Outcome: Fail. No ports open.

Attempt 4 (Desperation): Leave both in router mode, and try opening the ports on both devices.

Outcome: Fail. It was a long shot, but nothing that should have been working was working, so…

To the Bell response:

I tried multiple calls with Bell, and got the following responses:

The first was: “This isn’t our problem. Call your third-party router manufacturer”. I attempted to address this logically, and eventually got the completely illogical answer: “Yes, we want you to call Asus for them to provide you with technical support for the Bell Gigahub.”

The second was much more succinct: “We don’t offer support on any of the features you’re accessing”. Basically, once you can log into your router you’re on your own. I went so far as to ask: “Is Bell company policy that you will not provide technical support for Bell software features on a Bell piece of hardware?”. The answer: “Yes, that is correct”.

So I called customer loyalty and told them that being able to access these features was a deal-breaker for my service. If I can't set this up, the service is not meeting my needs and has no value to me. Surely this would put me through to a level of tech support that can solve this perfectly solvable problem? Nope. The threat of losing the account changes nothing.

I’d love to have somebody from Bell show up here and contradict me, but there you have it. If you have a Gigahub, it seems that Port Forwarding just isn’t an option for you.

I have finally found the final answer for this problem, and confirmed it with Bell (Not that the average person on their phone support has a deep understanding of their own network architecture - this was a hard answer to get out of them).

The Bell fiber network runs on CGNAT topology. It is physically impossible to do Port Forwarding the way they provision their residential services. Port Forwarding with Bell fiber requires you to upgrade to a business account and subscribe to the Static Public IP feature. I was quoted a (deeply discounted) rate of $129 per month for a 1.5gb connection, $125 installation charge, first 3 months free, 1 year contract.

I’m in the exact same boat trying to setup a 3rd party router with Bell and having no luck port forwarding. A lot of my IoT devices can’t use the ports they need to and my NTP time server isn’t even working on the network. Have you had better luck with the static IP route?

Vanadiel
Community All-Star
Community All-Star

I am not sure why you need to open ports for IOT devices, or for other devices?

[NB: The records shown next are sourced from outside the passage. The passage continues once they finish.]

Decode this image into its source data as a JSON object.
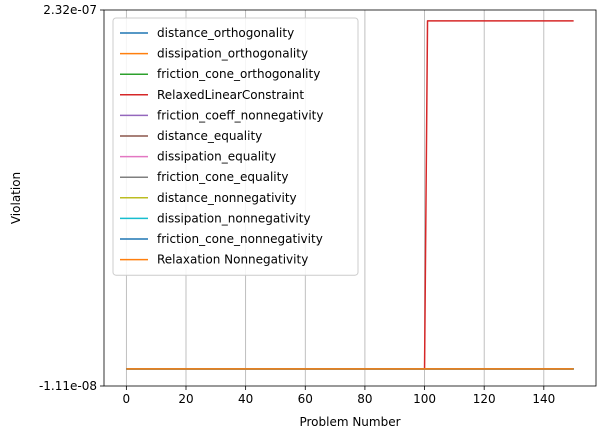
{
  "chart_data": {
    "type": "line",
    "title": "",
    "xlabel": "Problem Number",
    "ylabel": "Violation",
    "xlim": [
      -7.5,
      157.5
    ],
    "ylim": [
      -1.11e-08,
      2.32e-07
    ],
    "x_ticks": [
      0,
      20,
      40,
      60,
      80,
      100,
      120,
      140
    ],
    "x_tick_labels": [
      "0",
      "20",
      "40",
      "60",
      "80",
      "100",
      "120",
      "140"
    ],
    "y_ticks": [
      -1.11e-08,
      2.32e-07
    ],
    "y_tick_labels": [
      "-1.11e-08",
      "2.32e-07"
    ],
    "grid": "vertical",
    "legend_position": "upper-left",
    "series": [
      {
        "name": "distance_orthogonality",
        "color": "#1f77b4",
        "x": [
          0,
          150
        ],
        "y": [
          0,
          0
        ]
      },
      {
        "name": "dissipation_orthogonality",
        "color": "#ff7f0e",
        "x": [
          0,
          150
        ],
        "y": [
          0,
          0
        ]
      },
      {
        "name": "friction_cone_orthogonality",
        "color": "#2ca02c",
        "x": [
          0,
          150
        ],
        "y": [
          0,
          0
        ]
      },
      {
        "name": "RelaxedLinearConstraint",
        "color": "#d62728",
        "x": [
          0,
          100,
          101,
          150
        ],
        "y": [
          0,
          0,
          2.25e-07,
          2.25e-07
        ]
      },
      {
        "name": "friction_coeff_nonnegativity",
        "color": "#9467bd",
        "x": [
          0,
          150
        ],
        "y": [
          0,
          0
        ]
      },
      {
        "name": "distance_equality",
        "color": "#8c564b",
        "x": [
          0,
          150
        ],
        "y": [
          0,
          0
        ]
      },
      {
        "name": "dissipation_equality",
        "color": "#e377c2",
        "x": [
          0,
          150
        ],
        "y": [
          0,
          0
        ]
      },
      {
        "name": "friction_cone_equality",
        "color": "#7f7f7f",
        "x": [
          0,
          150
        ],
        "y": [
          0,
          0
        ]
      },
      {
        "name": "distance_nonnegativity",
        "color": "#bcbd22",
        "x": [
          0,
          150
        ],
        "y": [
          0,
          0
        ]
      },
      {
        "name": "dissipation_nonnegativity",
        "color": "#17becf",
        "x": [
          0,
          150
        ],
        "y": [
          0,
          0
        ]
      },
      {
        "name": "friction_cone_nonnegativity",
        "color": "#1f77b4",
        "x": [
          0,
          150
        ],
        "y": [
          0,
          0
        ]
      },
      {
        "name": "Relaxation Nonnegativity",
        "color": "#ff7f0e",
        "x": [
          0,
          150
        ],
        "y": [
          0,
          0
        ]
      }
    ]
  }
}
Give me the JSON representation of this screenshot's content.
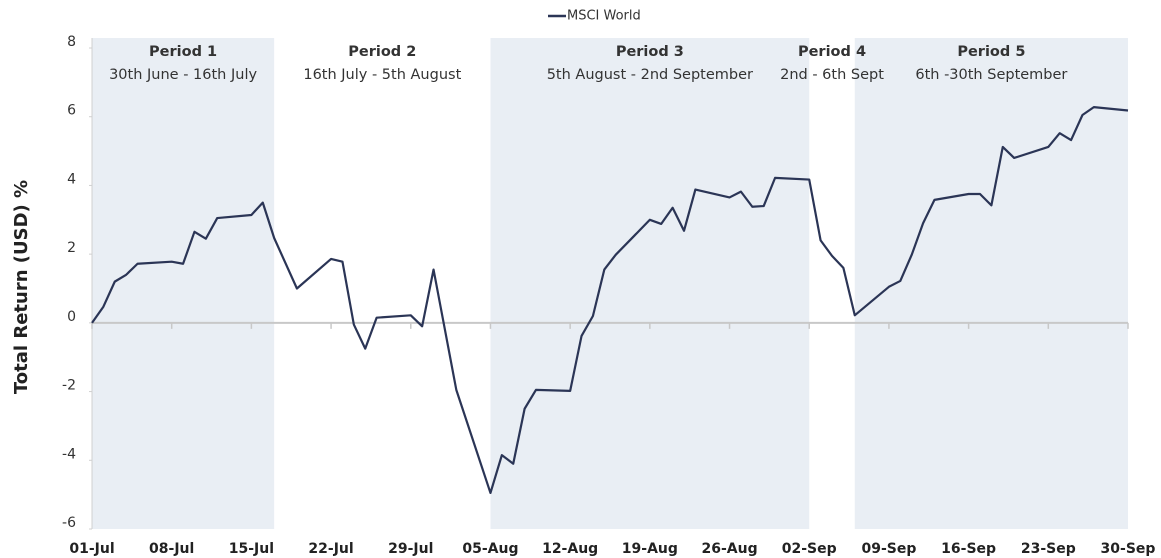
{
  "chart_data": {
    "type": "line",
    "y_axis_label": "Total Return (USD) %",
    "xlim": [
      0,
      91
    ],
    "ylim": [
      -6,
      8
    ],
    "yticks": [
      -6,
      -4,
      -2,
      0,
      2,
      4,
      6,
      8
    ],
    "xticks": [
      {
        "value": 0,
        "label": "01-Jul"
      },
      {
        "value": 7,
        "label": "08-Jul"
      },
      {
        "value": 14,
        "label": "15-Jul"
      },
      {
        "value": 21,
        "label": "22-Jul"
      },
      {
        "value": 28,
        "label": "29-Jul"
      },
      {
        "value": 35,
        "label": "05-Aug"
      },
      {
        "value": 42,
        "label": "12-Aug"
      },
      {
        "value": 49,
        "label": "19-Aug"
      },
      {
        "value": 56,
        "label": "26-Aug"
      },
      {
        "value": 63,
        "label": "02-Sep"
      },
      {
        "value": 70,
        "label": "09-Sep"
      },
      {
        "value": 77,
        "label": "16-Sep"
      },
      {
        "value": 84,
        "label": "23-Sep"
      },
      {
        "value": 91,
        "label": "30-Sep"
      }
    ],
    "periods": [
      {
        "name": "Period 1",
        "dates": "30th June - 16th July",
        "start": 0,
        "end": 16,
        "shaded": true
      },
      {
        "name": "Period 2",
        "dates": "16th July - 5th August",
        "start": 16,
        "end": 35,
        "shaded": false
      },
      {
        "name": "Period 3",
        "dates": "5th August - 2nd September",
        "start": 35,
        "end": 63,
        "shaded": true
      },
      {
        "name": "Period 4",
        "dates": "2nd - 6th Sept",
        "start": 63,
        "end": 67,
        "shaded": false
      },
      {
        "name": "Period 5",
        "dates": "6th -30th September",
        "start": 67,
        "end": 91,
        "shaded": true
      }
    ],
    "shade_color": "#e9eef4",
    "x": [
      0,
      1,
      2,
      3,
      4,
      7,
      8,
      9,
      10,
      11,
      14,
      15,
      16,
      18,
      21,
      22,
      23,
      24,
      25,
      28,
      29,
      30,
      31,
      32,
      35,
      36,
      37,
      38,
      39,
      42,
      43,
      44,
      45,
      46,
      49,
      50,
      51,
      52,
      53,
      56,
      57,
      58,
      59,
      60,
      63,
      64,
      65,
      66,
      67,
      70,
      71,
      72,
      73,
      74,
      77,
      78,
      79,
      80,
      81,
      84,
      85,
      86,
      87,
      88,
      91
    ],
    "series": [
      {
        "name": "MSCI World",
        "color": "#2b3556",
        "values": [
          0,
          0.47,
          1.2,
          1.4,
          1.72,
          1.78,
          1.72,
          2.65,
          2.45,
          3.05,
          3.14,
          3.5,
          2.47,
          1.0,
          1.86,
          1.78,
          -0.05,
          -0.75,
          0.15,
          0.22,
          -0.1,
          1.55,
          -0.2,
          -1.95,
          -4.95,
          -3.85,
          -4.1,
          -2.5,
          -1.95,
          -1.98,
          -0.38,
          0.2,
          1.55,
          1.98,
          3.0,
          2.88,
          3.35,
          2.68,
          3.88,
          3.65,
          3.82,
          3.38,
          3.4,
          4.22,
          4.17,
          2.4,
          1.95,
          1.6,
          0.22,
          1.05,
          1.22,
          1.98,
          2.9,
          3.58,
          3.75,
          3.75,
          3.42,
          5.12,
          4.8,
          5.12,
          5.52,
          5.32,
          6.05,
          6.28,
          6.18
        ]
      }
    ]
  }
}
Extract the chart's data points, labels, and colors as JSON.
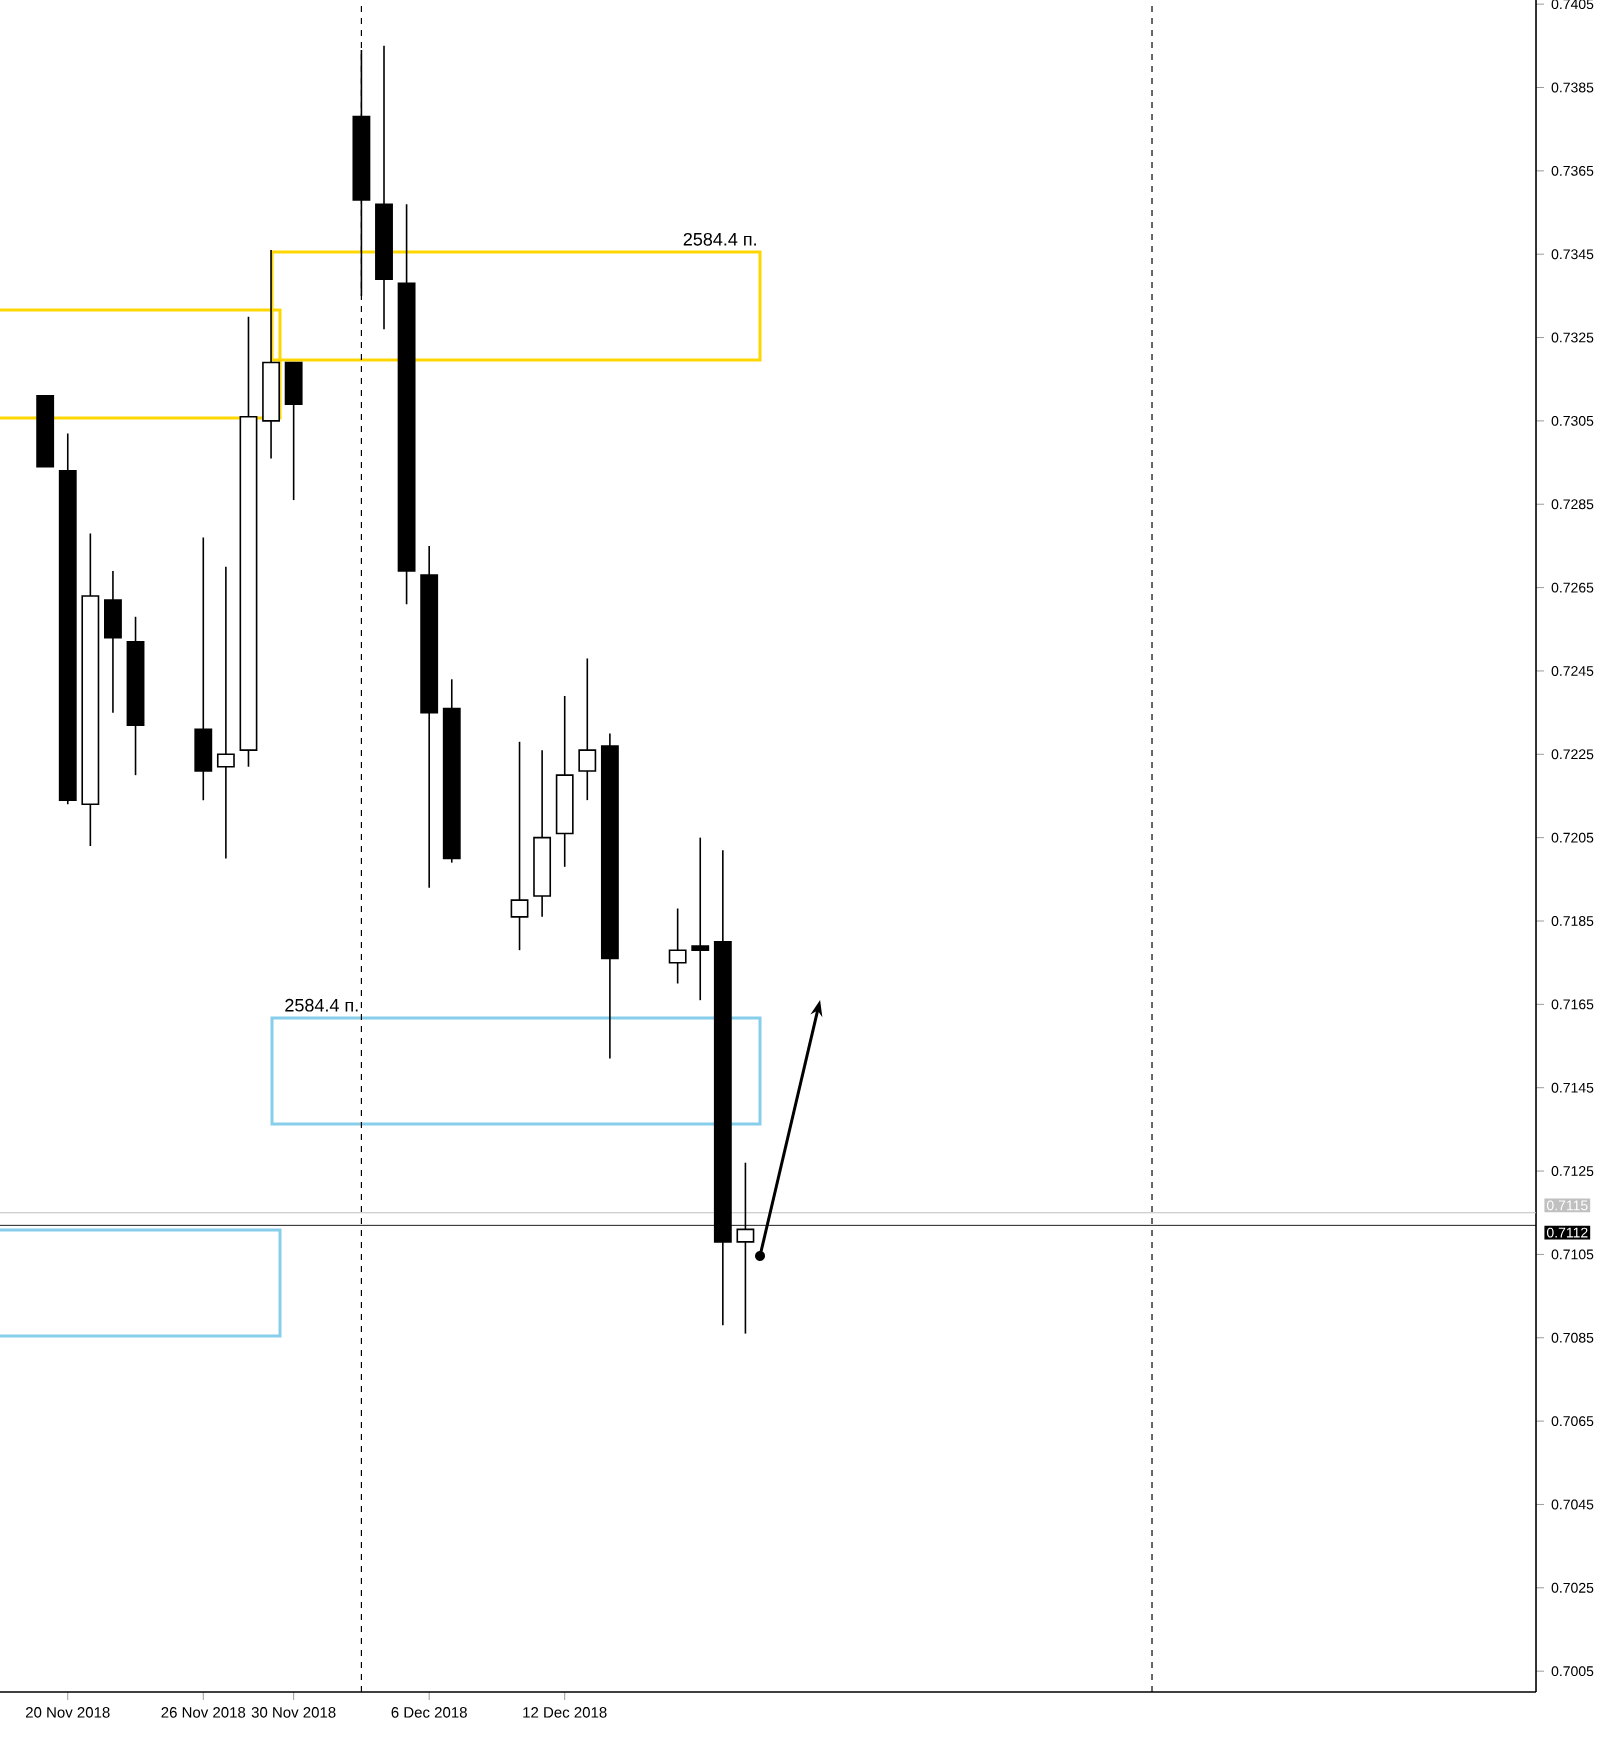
{
  "chart_data": {
    "type": "candlestick",
    "x": [
      "2018-11-19",
      "2018-11-20",
      "2018-11-21",
      "2018-11-22",
      "2018-11-23",
      "2018-11-26",
      "2018-11-27",
      "2018-11-28",
      "2018-11-29",
      "2018-11-30",
      "2018-12-03",
      "2018-12-04",
      "2018-12-05",
      "2018-12-06",
      "2018-12-07",
      "2018-12-10",
      "2018-12-11",
      "2018-12-12",
      "2018-12-13",
      "2018-12-14",
      "2018-12-17",
      "2018-12-18",
      "2018-12-19",
      "2018-12-20"
    ],
    "ohlc": [
      [
        0.7311,
        0.7311,
        0.7294,
        0.7294
      ],
      [
        0.7293,
        0.7302,
        0.7213,
        0.7214
      ],
      [
        0.7213,
        0.7278,
        0.7203,
        0.7263
      ],
      [
        0.7262,
        0.7269,
        0.7235,
        0.7253
      ],
      [
        0.7252,
        0.7258,
        0.722,
        0.7232
      ],
      [
        0.7231,
        0.7277,
        0.7214,
        0.7221
      ],
      [
        0.7222,
        0.727,
        0.72,
        0.7225
      ],
      [
        0.7226,
        0.733,
        0.7222,
        0.7306
      ],
      [
        0.7305,
        0.7346,
        0.7296,
        0.7319
      ],
      [
        0.7319,
        0.7319,
        0.7286,
        0.7309
      ],
      [
        0.7378,
        0.7394,
        0.7335,
        0.7358
      ],
      [
        0.7357,
        0.7395,
        0.7327,
        0.7339
      ],
      [
        0.7338,
        0.7357,
        0.7261,
        0.7269
      ],
      [
        0.7268,
        0.7275,
        0.7193,
        0.7235
      ],
      [
        0.7236,
        0.7243,
        0.7199,
        0.72
      ],
      [
        0.7186,
        0.7228,
        0.7178,
        0.719
      ],
      [
        0.7191,
        0.7226,
        0.7186,
        0.7205
      ],
      [
        0.7206,
        0.7239,
        0.7198,
        0.722
      ],
      [
        0.7221,
        0.7248,
        0.7214,
        0.7226
      ],
      [
        0.7227,
        0.723,
        0.7152,
        0.7176
      ],
      [
        0.7175,
        0.7188,
        0.717,
        0.7178
      ],
      [
        0.7179,
        0.7205,
        0.7166,
        0.7178
      ],
      [
        0.718,
        0.7202,
        0.7088,
        0.7108
      ],
      [
        0.7108,
        0.7127,
        0.7086,
        0.7111
      ]
    ],
    "xlim": [
      "2018-11-17",
      "2019-01-24"
    ],
    "xticks": [
      {
        "value": "2018-11-20",
        "label": "20 Nov 2018"
      },
      {
        "value": "2018-11-26",
        "label": "26 Nov 2018"
      },
      {
        "value": "2018-11-30",
        "label": "30 Nov 2018"
      },
      {
        "value": "2018-12-06",
        "label": "6 Dec 2018"
      },
      {
        "value": "2018-12-12",
        "label": "12 Dec 2018"
      }
    ],
    "ylim": [
      0.7,
      0.7406
    ],
    "yticks": [
      0.7005,
      0.7025,
      0.7045,
      0.7065,
      0.7085,
      0.7105,
      0.7125,
      0.7145,
      0.7165,
      0.7185,
      0.7205,
      0.7225,
      0.7245,
      0.7265,
      0.7285,
      0.7305,
      0.7325,
      0.7345,
      0.7365,
      0.7385,
      0.7405
    ],
    "ref_lines": [
      {
        "axis": "x",
        "value": "2018-12-03",
        "line_style": "dashed",
        "color": "#000000"
      },
      {
        "axis": "x",
        "value": "2019-01-07",
        "line_style": "dashed",
        "color": "#000000"
      },
      {
        "axis": "y",
        "value": 0.7115,
        "label": "0.7115",
        "color": "#c0c0c0",
        "line_style": "solid"
      },
      {
        "axis": "y",
        "value": 0.7112,
        "label": "0.7112",
        "color": "#000000",
        "line_style": "solid"
      }
    ],
    "annotations": [
      "2584.4 п.",
      "2584.4 п."
    ],
    "grid": false
  }
}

I have many devices on my own network, they all run fine.

 

But of more importance is how you verify the port is open. Bell does not allow servers to run on their residential services. Port forwarding will only "work" if the request originated from within your network, and some ports are blocked by default.

While for example port 80 is used for HTTP traffic, setting up a web server at port 80 will not work no matter what because the request has to originate from within your network which it will not do when using a server.

I am a Community All-Star and customer. I'm here to help by sharing my knowledge and experience. My views on Bell and the Community Forum are my own and not the views of Bell or any of its affiliates.